“Wow,” Athena Rose says as she gazes at the Ditchley portrait of Elizabeth I in Tudors to Windsors: British Royal Portraits.
Athena, along with Lakeisha Nibi and Courtney Major-Linihan, is a performing arts student at Lewisham College.
We asked the students to give their thoughts on key portraits in the exhibition. From royal duties and materialism to symbolism and brotherly love, here’s what they had to say...
This painting was probably commissioned by Sir Henry Lee, a favourite courtier of Elizabeth I and the first person to hold the office of 'Queen’s Champion'. Like many portraits of Elizabeth, the painting is filled with symbolism – the storms behind her and the clear skies ahead, referring to her forgiving nature. She is standing on a globe of the world, with her feet on Oxfordshire - site of Lee's Ditchley home.
Victoria’s coronation was hailed as a new era of hope and optimism for Britain. That wave of feeling is conveyed in her portrait, with her upturned gaze and a shaft of light illuminating the scene. This official coronation portrait is also full of the traditions of royal iconography, including a sceptre, Imperial State Crown and coronation robes.
This portrait shows Queen Victoria nearing the end of her long reign, wearing the blue sash of the Order of the Garter. This is a version after an original made for Queen Victoria’s own collection. Victoria’s youngest child Princess Beatrice read aloud to her elderly mother during sittings for the original portrait, which the queen described as ‘wonderfully good’. Victoria died in 1901, aged 81. Her reign of 63 years was, at the time, the longest of any British monarch.
This is the first official oil portrait of Prince William and Prince Harry. It represents a unique moment in the lives of the brothers when they were both serving officers in the Household Cavalry (the ‘Blues and Royals’). They are shown wearing regimental dress uniform and the Duke of Cambridge wears the star and sash of the Order of the Garter, the highest order of chivalry in Britain.
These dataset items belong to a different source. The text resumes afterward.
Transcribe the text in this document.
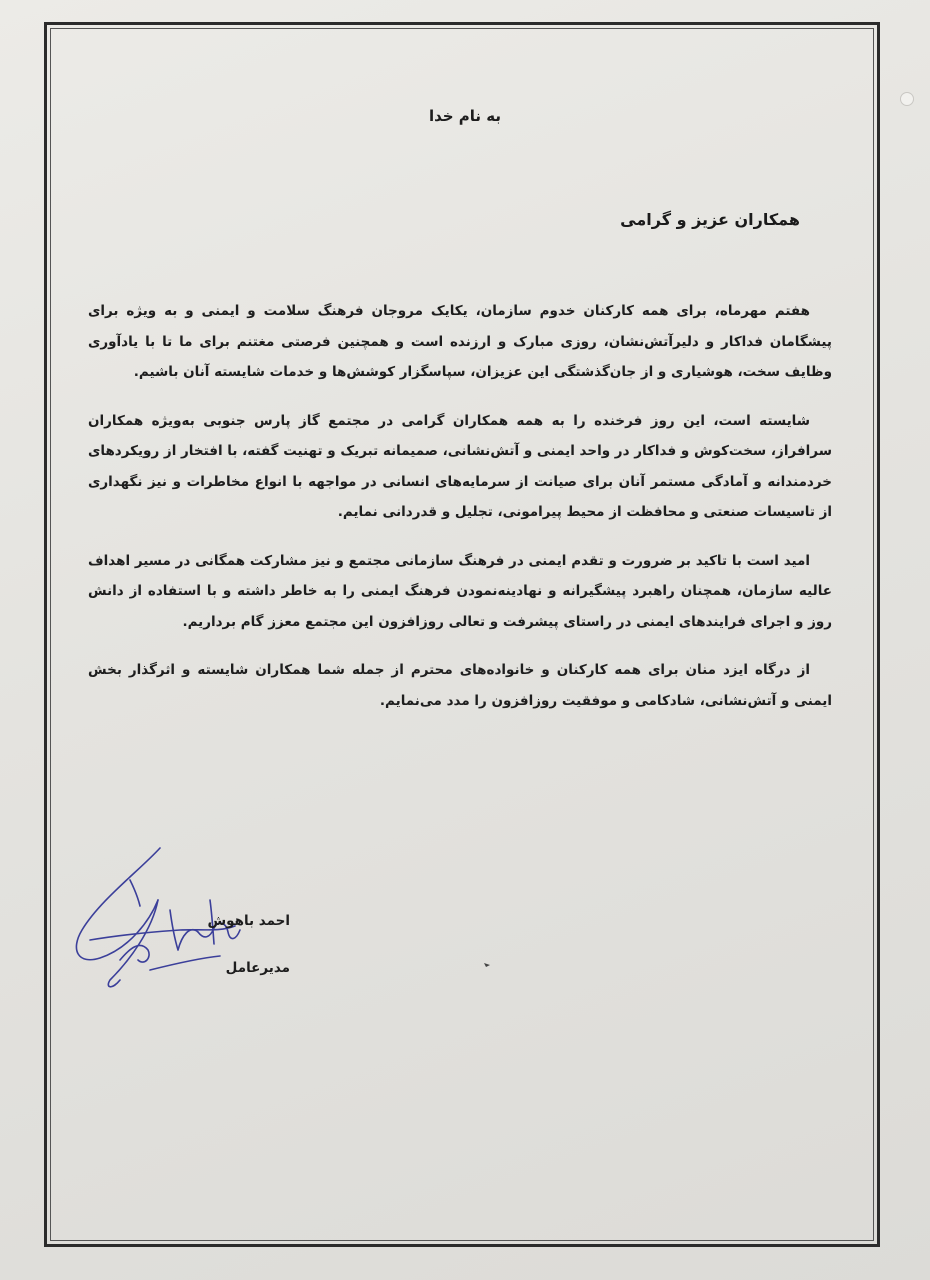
به نام خدا
همکاران عزیز و گرامی

هفتم مهرماه، برای همه کارکنان خدوم سازمان، یکایک مروجان فرهنگ سلامت و ایمنی و به ویژه برای پیشگامان فداکار و دلیرآتش‌نشان، روزی مبارک و ارزنده است و همچنین فرصتی مغتنم برای ما تا با یادآوری وظایف سخت، هوشیاری و از جان‌گذشتگی این عزیزان، سپاسگزار کوشش‌ها و خدمات شایسته آنان باشیم.

شایسته است، این روز فرخنده را به همه همکاران گرامی در مجتمع گاز پارس جنوبی به‌ویژه همکاران سرافراز، سخت‌کوش و فداکار در واحد ایمنی و آتش‌نشانی، صمیمانه تبریک و تهنیت گفته، با افتخار از رویکردهای خردمندانه و آمادگی مستمر آنان برای صیانت از سرمایه‌های انسانی در مواجهه با انواع مخاطرات و نیز نگهداری از تاسیسات صنعتی و محافظت از محیط پیرامونی، تجلیل و قدردانی نمایم.

امید است با تاکید بر ضرورت و تقدم ایمنی در فرهنگ سازمانی مجتمع و نیز مشارکت همگانی در مسیر اهداف عالیه سازمان، همچنان راهبرد پیشگیرانه و نهادینه‌نمودن فرهنگ ایمنی را به خاطر داشته و با استفاده از دانش روز و اجرای فرایندهای ایمنی در راستای پیشرفت و تعالی روزافزون این مجتمع معزز گام برداریم.

از درگاه ایزد منان برای همه کارکنان و خانواده‌های محترم از جمله شما همکاران شایسته و اثرگذار بخش ایمنی و آتش‌نشانی، شادکامی و موفقیت روزافزون را مدد می‌نمایم.

احمد باهوش
مدیرعامل
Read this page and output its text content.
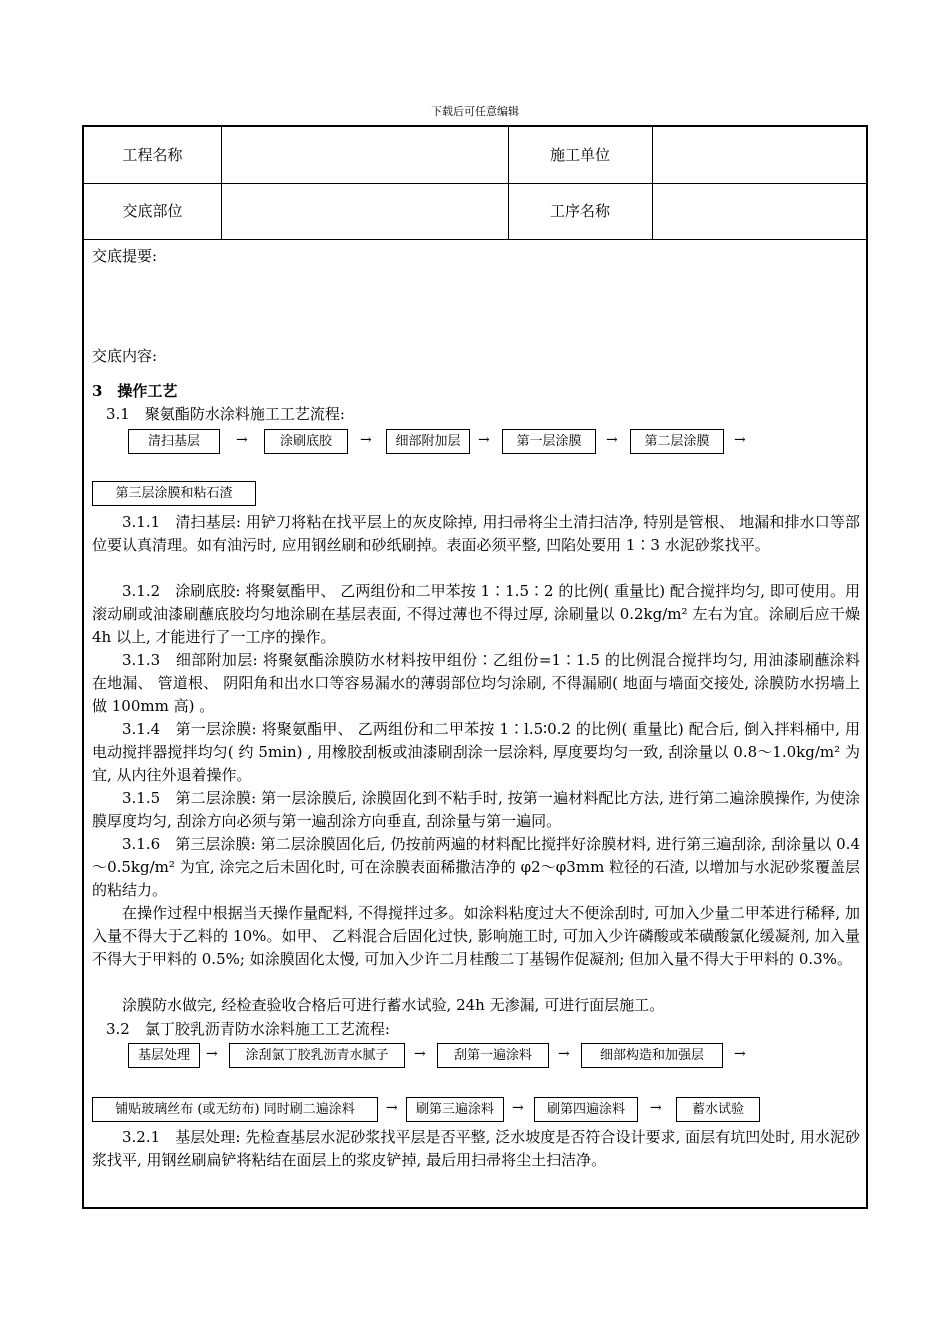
下载后可任意编辑
工程名称	施工单位
交底部位	工序名称
交底提要:
交底内容:
3　操作工艺
3.1　聚氨酯防水涂料施工工艺流程:
清扫基层	→	涂刷底胶	→	细部附加层	→	第一层涂膜	→	第二层涂膜	→
第三层涂膜和粘石渣
3.1.1　清扫基层: 用铲刀将粘在找平层上的灰皮除掉, 用扫帚将尘土清扫洁净, 特别是管根、 地漏和排水口等部位要认真清理。如有油污时, 应用钢丝刷和砂纸刷掉。表面必须平整, 凹陷处要用 1∶3 水泥砂浆找平。
3.1.2　涂刷底胶: 将聚氨酯甲、 乙两组份和二甲苯按 1∶1.5∶2 的比例( 重量比) 配合搅拌均匀, 即可使用。用滚动刷或油漆刷蘸底胶均匀地涂刷在基层表面, 不得过薄也不得过厚, 涂刷量以 0.2kg/m² 左右为宜。涂刷后应干燥 4h 以上, 才能进行了一工序的操作。
3.1.3　细部附加层: 将聚氨酯涂膜防水材料按甲组份∶乙组份=1∶1.5 的比例混合搅拌均匀, 用油漆刷蘸涂料在地漏、 管道根、 阴阳角和出水口等容易漏水的薄弱部位均匀涂刷, 不得漏刷( 地面与墙面交接处, 涂膜防水拐墙上做 100mm 高) 。
3.1.4　第一层涂膜: 将聚氨酯甲、 乙两组份和二甲苯按 1∶l.5∶0.2 的比例( 重量比) 配合后, 倒入拌料桶中, 用电动搅拌器搅拌均匀( 约 5min) , 用橡胶刮板或油漆刷刮涂一层涂料, 厚度要均匀一致, 刮涂量以 0.8～1.0kg/m² 为宜, 从内往外退着操作。
3.1.5　第二层涂膜: 第一层涂膜后, 涂膜固化到不粘手时, 按第一遍材料配比方法, 进行第二遍涂膜操作, 为使涂膜厚度均匀, 刮涂方向必须与第一遍刮涂方向垂直, 刮涂量与第一遍同。
3.1.6　第三层涂膜: 第二层涂膜固化后, 仍按前两遍的材料配比搅拌好涂膜材料, 进行第三遍刮涂, 刮涂量以 0.4～0.5kg/m² 为宜, 涂完之后未固化时, 可在涂膜表面稀撒洁净的 φ2～φ3mm 粒径的石渣, 以增加与水泥砂浆覆盖层的粘结力。
在操作过程中根据当天操作量配料, 不得搅拌过多。如涂料粘度过大不便涂刮时, 可加入少量二甲苯进行稀释, 加入量不得大于乙料的 10%。如甲、 乙料混合后固化过快, 影响施工时, 可加入少许磷酸或苯磺酸氯化缓凝剂, 加入量不得大于甲料的 0.5%; 如涂膜固化太慢, 可加入少许二月桂酸二丁基锡作促凝剂; 但加入量不得大于甲料的 0.3%。
涂膜防水做完, 经检查验收合格后可进行蓄水试验, 24h 无渗漏, 可进行面层施工。
3.2　氯丁胶乳沥青防水涂料施工工艺流程:
基层处理	→	涂刮氯丁胶乳沥青水腻子	→	刮第一遍涂料	→	细部构造和加强层	→
铺贴玻璃丝布 (或无纺布) 同时刷二遍涂料	→	刷第三遍涂料	→	刷第四遍涂料	→	蓄水试验
3.2.1　基层处理: 先检查基层水泥砂浆找平层是否平整, 泛水坡度是否符合设计要求, 面层有坑凹处时, 用水泥砂浆找平, 用钢丝刷扁铲将粘结在面层上的浆皮铲掉, 最后用扫帚将尘土扫洁净。
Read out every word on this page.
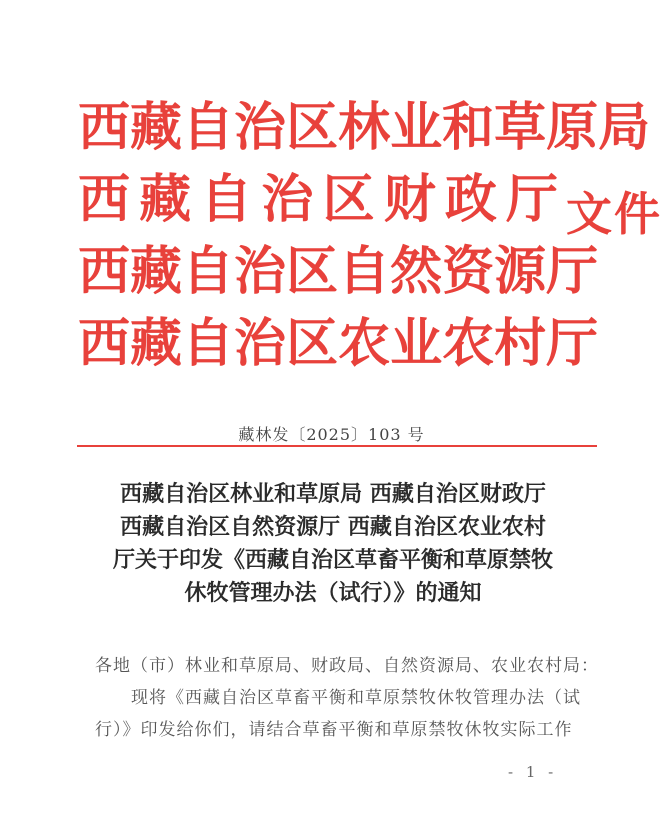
西 藏 自 治 区 林 业 和 草 原 局
西 藏 自 治 区 财 政 厅
西 藏 自 治 区 自 然 资 源 厅
西 藏 自 治 区 农 业 农 村 厅
文件
藏林发〔2025〕103 号
西藏自治区林业和草原局 西藏自治区财政厅
西藏自治区自然资源厅 西藏自治区农业农村
厅关于印发《西藏自治区草畜平衡和草原禁牧
休牧管理办法（试行）》的通知
各地（市）林业和草原局、财政局、自然资源局、农业农村局：
现将《西藏自治区草畜平衡和草原禁牧休牧管理办法（试
行）》印发给你们，请结合草畜平衡和草原禁牧休牧实际工作
- 1 -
The painting conveys what the artist describes as ‘an informal moment within a formal context’.
The Ditchley portrait of Elizabeth I by Marcus Gheeraerts the Younger
Painted by Flemish artist, Marcus Gheeraerts the Younger in around 1592, the 'Ditchley portrait' of Elizabeth I depicts the Queen dressed in white, standing on the globe of the world.
“She looks like an angel in the sky. Her dress is covered in pearls and pearls are a symbol of virginity,” Lakeisha says.
For Athena, the portrait exudes majesty. “It screams dominance, power,” she says. She points out the contrasting weather at the top of the portrait, noting, “She can control anything around her. It could be sunny one day, but if she’s not having it, it can be rainy the next.”
Courtney agrees that the portrait showcases Elizabeth’s status. “It’s like she’s holding a wand, and when she strikes, everyone listens. When she says ‘go,’ everyone jumps,” she says.
Queen Victoria by Sir George Hayter, 1863, based on a work of 1838
This painting of Queen Victoria’s coronation shows the teenage queen in all her splendour and glory.
“The curtains at the side are like a theatre,” Lakeisha says. “They’ve just opened and she’s ready to perform, ready to give her best.”
Queen Victoria came to the throne in 1837 at the age of 18, which resonated with Lakeisha. “I’m 18 myself, and I could not imagine such responsibility, the weight that would have been on her shoulders,” she says.
Athena commented on the queen’s youthful energy: “She’s looking up to the distance as if looking towards the future; seeing what she can bring forward with her youthful attitude.”
Queen Victoria by Bertha Müller after Heinrich von Angeli
For Courtney, Bertha Müller’s portrait of Queen Victoria in mourning, painted nearly 40 years after Prince Albert’s death in 1861, is especially moving.
She explains: “I have a lot of sympathy for Queen Victoria in this picture. She’s a widow and for her, her husband was the most important thing in her life. And I think this is important for us as teenagers nowadays to realise that materialistic things don’t make you who you are, and the people around you do.”
Prince William, Duke of Cambridge and Prince Harry, Duke of Sussex by Nicky Philipps
This painting of Prince William, Duke of Cambridge and Prince Harry, Duke of Sussex was the first official oil portrait of the brothers. It was made by artist Nicky Philipps in 2009.
“It’s a very relaxed portrait, and they’ve even got their gloves off,” Lakeisha says. Athena agrees, noting that the portrait captures a “secret stolen moment” between the two siblings. “They don’t have to be the future king and the prince, they can just be... William and Harry,” she says.